I got an interesting question from a customer recently and thought that it would make for a fun blog post. The issue the customer is facing is that they are aggregating data from many sources, and they need to make sense of all the data in a nice manner. For some of the sources, they have some idea about the data, but in many cases, the format of the data they get is pretty arbitrary.
Consider the image on the right, we have four different documents, from separate sources:
- titles/123-45-678/2022-01-28 – The car title
- tickets/0000000000000000009-A – A parking ticket that was issued for a car
- orders/0000000000000000010-A – An order from a garage about fixes made for a customer (which includes some cars)
- claims/0000000000000000011-A – Details of a rejected insurance claim for a car
We need to make sense of all of this information and provide some information to the user about a car from all those sources. The system in question is primarily interested in cars, so what I would like to do is show a “car file”. All the information at hand that we have for a particular car. The problem is that this is not trivial to do. In some cases, we have a field with the car’s license plate, but each data source named it differently. In the case of the Order document, the details about the specific service for the car are deep inside the document, in a free form text field.
I can, of course, just index the whole thing and try to do a full text search on the data. It would work, but can we do better than that?
A license plate in the system has the following format: 123-45-768. Can we take advantage of that?
If you said regex, you now have two problems :-).
Let’s see what we can do about this…
One way to handle this is to create a multi map-reduce index inside of RavenDB, mapping the relevant items from each collection and then aggregating the values by the car’s license plate from all sources. The problem with this approach is that you’ll need to specialize for each and every data source you have. Sometimes, you know what the data is going to look like and can get valuable insight from that, but in other cases, we are dealing with whatever the data providers will give us…

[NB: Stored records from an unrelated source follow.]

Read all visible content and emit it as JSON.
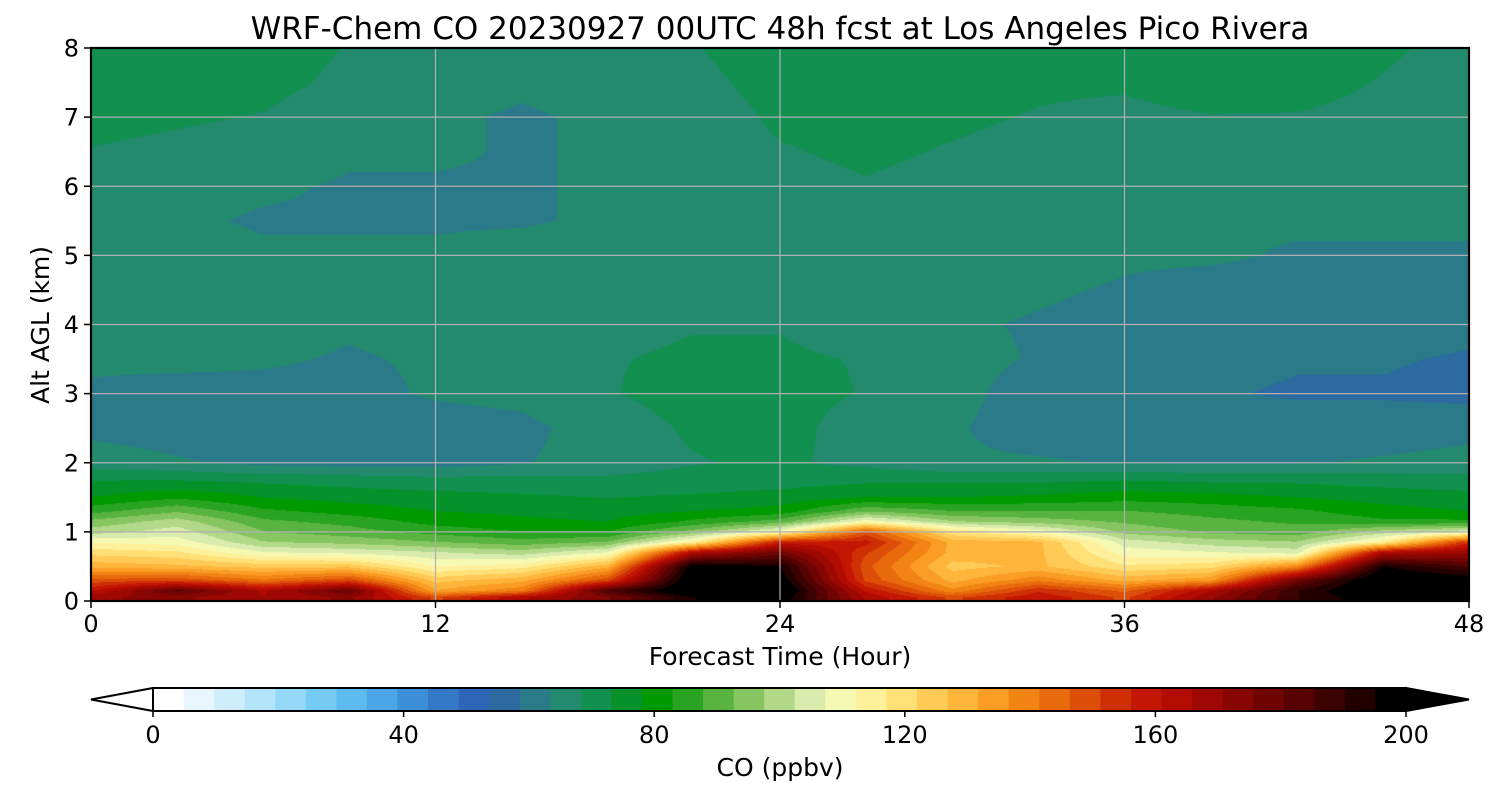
{
  "chart_data": {
    "type": "heatmap",
    "title": "WRF-Chem CO  20230927 00UTC 48h fcst at Los Angeles Pico Rivera",
    "xlabel": "Forecast Time (Hour)",
    "ylabel": "Alt AGL (km)",
    "xlim": [
      0,
      48
    ],
    "ylim": [
      0,
      8
    ],
    "xticks": [
      0,
      12,
      24,
      36,
      48
    ],
    "yticks": [
      0,
      1,
      2,
      3,
      4,
      5,
      6,
      7,
      8
    ],
    "grid": true,
    "variable": "CO",
    "colorbar": {
      "label": "CO  (ppbv)",
      "min": 0,
      "max": 200,
      "ticks": [
        0,
        40,
        80,
        120,
        160,
        200
      ],
      "extend": "both",
      "orientation": "horizontal",
      "colors": [
        "#ffffff",
        "#eaf6fd",
        "#cfeefb",
        "#b3e4fa",
        "#95d8f8",
        "#76cbf5",
        "#5cbcef",
        "#4aa6e6",
        "#3c8fd8",
        "#3478c8",
        "#2f65b6",
        "#2c6aa0",
        "#2a7a8a",
        "#238a6e",
        "#119050",
        "#05922a",
        "#009900",
        "#29a322",
        "#58b340",
        "#86c560",
        "#b2d98a",
        "#d9ecae",
        "#f6f9b4",
        "#fff19c",
        "#ffe076",
        "#ffcb56",
        "#ffb43a",
        "#fb9c25",
        "#f28414",
        "#e86a0c",
        "#dd4e08",
        "#cf2f05",
        "#c51503",
        "#b20b02",
        "#9e0802",
        "#870603",
        "#6f0403",
        "#560202",
        "#3c0101",
        "#220000",
        "#000000"
      ]
    },
    "times_hour": [
      0,
      3,
      6,
      9,
      12,
      15,
      18,
      21,
      24,
      27,
      30,
      33,
      36,
      39,
      42,
      45,
      48
    ],
    "altitudes_km": [
      0.05,
      0.15,
      0.3,
      0.5,
      0.7,
      0.85,
      1.0,
      1.15,
      1.3,
      1.5,
      1.75,
      2.0,
      2.5,
      3.0,
      3.5,
      4.0,
      4.5,
      5.0,
      5.5,
      6.0,
      6.5,
      7.0,
      7.5,
      8.0
    ],
    "co_ppbv": [
      [
        170,
        172,
        166,
        172,
        150,
        165,
        175,
        195,
        200,
        165,
        150,
        160,
        150,
        170,
        190,
        200,
        200
      ],
      [
        160,
        182,
        165,
        180,
        132,
        140,
        185,
        205,
        205,
        160,
        138,
        155,
        145,
        165,
        190,
        205,
        205
      ],
      [
        148,
        150,
        142,
        150,
        125,
        130,
        150,
        205,
        200,
        150,
        130,
        140,
        130,
        135,
        178,
        205,
        200
      ],
      [
        130,
        128,
        125,
        125,
        112,
        115,
        130,
        200,
        195,
        148,
        125,
        128,
        118,
        120,
        138,
        195,
        185
      ],
      [
        120,
        118,
        108,
        106,
        103,
        100,
        108,
        165,
        178,
        152,
        130,
        128,
        110,
        108,
        105,
        165,
        170
      ],
      [
        112,
        110,
        98,
        96,
        93,
        90,
        93,
        115,
        158,
        158,
        130,
        128,
        105,
        100,
        98,
        115,
        155
      ],
      [
        100,
        105,
        93,
        90,
        86,
        83,
        83,
        95,
        110,
        148,
        118,
        110,
        96,
        92,
        90,
        100,
        106
      ],
      [
        94,
        100,
        89,
        86,
        81,
        79,
        78,
        84,
        90,
        110,
        98,
        95,
        92,
        89,
        87,
        84,
        84
      ],
      [
        86,
        92,
        84,
        81,
        78,
        77,
        76,
        78,
        80,
        92,
        88,
        88,
        88,
        86,
        84,
        80,
        78
      ],
      [
        78,
        82,
        78,
        76,
        75,
        74,
        73,
        74,
        75,
        78,
        78,
        79,
        81,
        80,
        78,
        76,
        75
      ],
      [
        73,
        73,
        72,
        71,
        70,
        70,
        69,
        70,
        71,
        72,
        72,
        72,
        73,
        72,
        72,
        71,
        70
      ],
      [
        66,
        64,
        62,
        61,
        61,
        63,
        66,
        68,
        69,
        67,
        64,
        64,
        63,
        63,
        63,
        64,
        65
      ],
      [
        62,
        61,
        60,
        60,
        61,
        62,
        66,
        69,
        70,
        66,
        64,
        61,
        60,
        60,
        61,
        61,
        62
      ],
      [
        62,
        61,
        62,
        62,
        64,
        65,
        68,
        70,
        70,
        68,
        65,
        61,
        60,
        59,
        58,
        58,
        57
      ],
      [
        65,
        65,
        64,
        63,
        64,
        67,
        68,
        69,
        69,
        68,
        65,
        63,
        61,
        60,
        59,
        59,
        58
      ],
      [
        66,
        66,
        65,
        64,
        65,
        66,
        67,
        68,
        68,
        66,
        64,
        63,
        62,
        61,
        61,
        61,
        60
      ],
      [
        66,
        66,
        65,
        65,
        65,
        66,
        67,
        68,
        68,
        66,
        65,
        64,
        63,
        62,
        62,
        62,
        61
      ],
      [
        65,
        65,
        64,
        64,
        64,
        65,
        66,
        67,
        68,
        67,
        66,
        65,
        64,
        64,
        63,
        63,
        63
      ],
      [
        65,
        64,
        63,
        63,
        63,
        63,
        64,
        65,
        67,
        67,
        66,
        65,
        64,
        64,
        64,
        64,
        64
      ],
      [
        66,
        65,
        64,
        63,
        63,
        63,
        64,
        65,
        67,
        68,
        67,
        66,
        64,
        64,
        65,
        65,
        65
      ],
      [
        68,
        67,
        66,
        64,
        64,
        63,
        64,
        66,
        68,
        69,
        68,
        67,
        66,
        66,
        66,
        66,
        66
      ],
      [
        70,
        69,
        68,
        65,
        64,
        63,
        64,
        66,
        69,
        69,
        69,
        68,
        67,
        68,
        68,
        67,
        66
      ],
      [
        72,
        71,
        70,
        67,
        65,
        64,
        65,
        67,
        70,
        70,
        70,
        69,
        69,
        71,
        70,
        68,
        66
      ],
      [
        73,
        72,
        71,
        68,
        66,
        65,
        66,
        68,
        71,
        71,
        70,
        70,
        70,
        72,
        71,
        69,
        67
      ]
    ]
  }
}
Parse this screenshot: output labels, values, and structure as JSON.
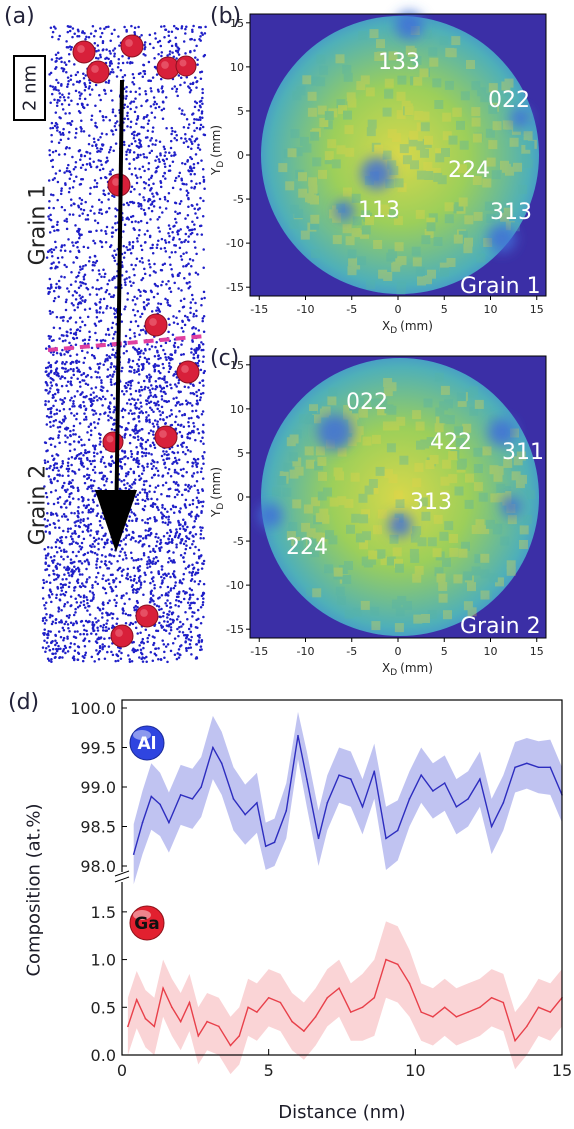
{
  "panels": {
    "a": {
      "label": "(a)",
      "scalebar": "2 nm",
      "grain1": "Grain 1",
      "grain2": "Grain 2"
    },
    "b": {
      "label": "(b)",
      "grain": "Grain 1",
      "poles": [
        {
          "text": "133"
        },
        {
          "text": "022"
        },
        {
          "text": "224"
        },
        {
          "text": "113"
        },
        {
          "text": "313"
        }
      ]
    },
    "c": {
      "label": "(c)",
      "grain": "Grain 2",
      "poles": [
        {
          "text": "022"
        },
        {
          "text": "422"
        },
        {
          "text": "311"
        },
        {
          "text": "313"
        },
        {
          "text": "224"
        }
      ]
    },
    "d": {
      "label": "(d)"
    }
  },
  "detector_axes": {
    "ticks": [
      -15,
      -10,
      -5,
      0,
      5,
      10,
      15
    ],
    "ylabel_base": "Y",
    "ylabel_sub": "D",
    "ylabel_unit": "(mm)",
    "xlabel_base": "X",
    "xlabel_sub": "D",
    "xlabel_unit": "(mm)"
  },
  "colors": {
    "al": "#2d2dbf",
    "al_band": "#b9bdf0",
    "ga": "#e8404a",
    "ga_band": "#f9cfd2",
    "atoms": "#1f1fc8",
    "precipitate": "#d8203a",
    "boundary": "#e040a0"
  },
  "chart_data": {
    "type": "line",
    "xlabel": "Distance (nm)",
    "ylabel": "Composition (at.%)",
    "xlim": [
      0,
      15
    ],
    "xticks": [
      0,
      5,
      10,
      15
    ],
    "panels": [
      {
        "name": "Al",
        "ylim": [
          98.0,
          100.0
        ],
        "yticks": [
          "98.0",
          "98.5",
          "99.0",
          "99.5",
          "100.0"
        ],
        "series": [
          {
            "name": "Al",
            "x": [
              0.4,
              0.7,
              1.0,
              1.3,
              1.6,
              2.0,
              2.4,
              2.7,
              3.1,
              3.4,
              3.8,
              4.2,
              4.6,
              4.9,
              5.2,
              5.6,
              6.0,
              6.3,
              6.7,
              7.0,
              7.4,
              7.8,
              8.2,
              8.6,
              9.0,
              9.4,
              9.8,
              10.2,
              10.6,
              11.0,
              11.4,
              11.8,
              12.2,
              12.6,
              13.0,
              13.4,
              13.8,
              14.2,
              14.6,
              15.0
            ],
            "values": [
              98.15,
              98.55,
              98.88,
              98.78,
              98.55,
              98.9,
              98.85,
              99.0,
              99.5,
              99.3,
              98.85,
              98.65,
              98.8,
              98.25,
              98.3,
              98.7,
              99.65,
              99.1,
              98.35,
              98.8,
              99.15,
              99.1,
              98.75,
              99.2,
              98.35,
              98.45,
              98.85,
              99.15,
              98.95,
              99.05,
              98.75,
              98.85,
              99.1,
              98.5,
              98.8,
              99.25,
              99.3,
              99.25,
              99.25,
              98.9
            ],
            "band": [
              0.38,
              0.4,
              0.42,
              0.4,
              0.38,
              0.38,
              0.38,
              0.38,
              0.4,
              0.4,
              0.4,
              0.38,
              0.38,
              0.3,
              0.3,
              0.35,
              0.3,
              0.35,
              0.35,
              0.35,
              0.35,
              0.35,
              0.35,
              0.35,
              0.4,
              0.38,
              0.35,
              0.35,
              0.35,
              0.35,
              0.35,
              0.35,
              0.35,
              0.35,
              0.35,
              0.32,
              0.32,
              0.33,
              0.35,
              0.35
            ]
          }
        ]
      },
      {
        "name": "Ga",
        "ylim": [
          0.0,
          1.75
        ],
        "yticks": [
          "0.0",
          "0.5",
          "1.0",
          "1.5"
        ],
        "series": [
          {
            "name": "Ga",
            "x": [
              0.2,
              0.5,
              0.8,
              1.1,
              1.4,
              1.7,
              2.0,
              2.3,
              2.6,
              2.9,
              3.3,
              3.7,
              4.0,
              4.3,
              4.6,
              5.0,
              5.4,
              5.8,
              6.2,
              6.6,
              7.0,
              7.4,
              7.8,
              8.2,
              8.6,
              9.0,
              9.4,
              9.8,
              10.2,
              10.6,
              11.0,
              11.4,
              11.8,
              12.2,
              12.6,
              13.0,
              13.4,
              13.8,
              14.2,
              14.6,
              15.0
            ],
            "values": [
              0.3,
              0.58,
              0.38,
              0.3,
              0.7,
              0.5,
              0.35,
              0.55,
              0.2,
              0.35,
              0.3,
              0.1,
              0.2,
              0.5,
              0.45,
              0.6,
              0.55,
              0.35,
              0.25,
              0.4,
              0.6,
              0.7,
              0.45,
              0.5,
              0.6,
              1.0,
              0.95,
              0.75,
              0.45,
              0.4,
              0.5,
              0.4,
              0.45,
              0.5,
              0.6,
              0.55,
              0.15,
              0.3,
              0.5,
              0.45,
              0.6
            ],
            "band": [
              0.3,
              0.3,
              0.3,
              0.3,
              0.3,
              0.3,
              0.3,
              0.3,
              0.3,
              0.3,
              0.3,
              0.3,
              0.3,
              0.3,
              0.3,
              0.3,
              0.3,
              0.3,
              0.3,
              0.3,
              0.3,
              0.3,
              0.3,
              0.35,
              0.4,
              0.4,
              0.4,
              0.35,
              0.3,
              0.3,
              0.3,
              0.3,
              0.3,
              0.3,
              0.3,
              0.3,
              0.3,
              0.3,
              0.3,
              0.3,
              0.3
            ]
          }
        ]
      }
    ]
  }
}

For that reason, I created the following index, which uses a couple of neat techniques all at once to give me insight into the data that I have in the system, without taking too much time or complexity.
This looks like a lot of code, I know, but the most complex part is in the scanLicensePlates() portion. There we define a regex for the license plate and scan the documents recursively trying to find a proper match.
The idea is we’ll find a license plate in either the field directly (such as Title.LicensePlate) or part of the field contents (such as Orders.Lines.Task field). Regardless of where we find the data, in the map phase we’ll emit a separate value for each detected license plate in the document. We’ll then aggregate by the license plate in the reduce phase. Some part of the complexity here is because we are building a smart summary, here is the output of this index:
As you can see, the map-reduce index results will give us the following data items:
- The license plate obviously (which is how we’ll typically search this index)
- The summary for all the data items that we have for this particular license plate. That will likely be something that we’ll want to show to the user.
- The ids of all the documents related to this license plate, which we’ll typically want to show to the user.
The nice thing about this approach is that we are able to extract actionable information from the system with very little overhead. If we have new types of data sources that we get in the future, they’ll seamlessly merge into the final output for this index.
Of course, if you know more about the data you are working with, you can probably extract more interesting information. For example, we may want to show the current owner of the car, which we can extract from the latest title document we have. Or we may want to compute how many previous owners a particular vehicle has, etc.
As the first step to aggregate information from dynamic data sources, that gives us a lot of power. You can apply this technique in a wide variety of scenarios. If you are finding yourself doing coarse grained searches and trying to regex your way to the right data, this sort of approach can drastically improve your performance and make it far easier to build a system that can be maintained over the long run.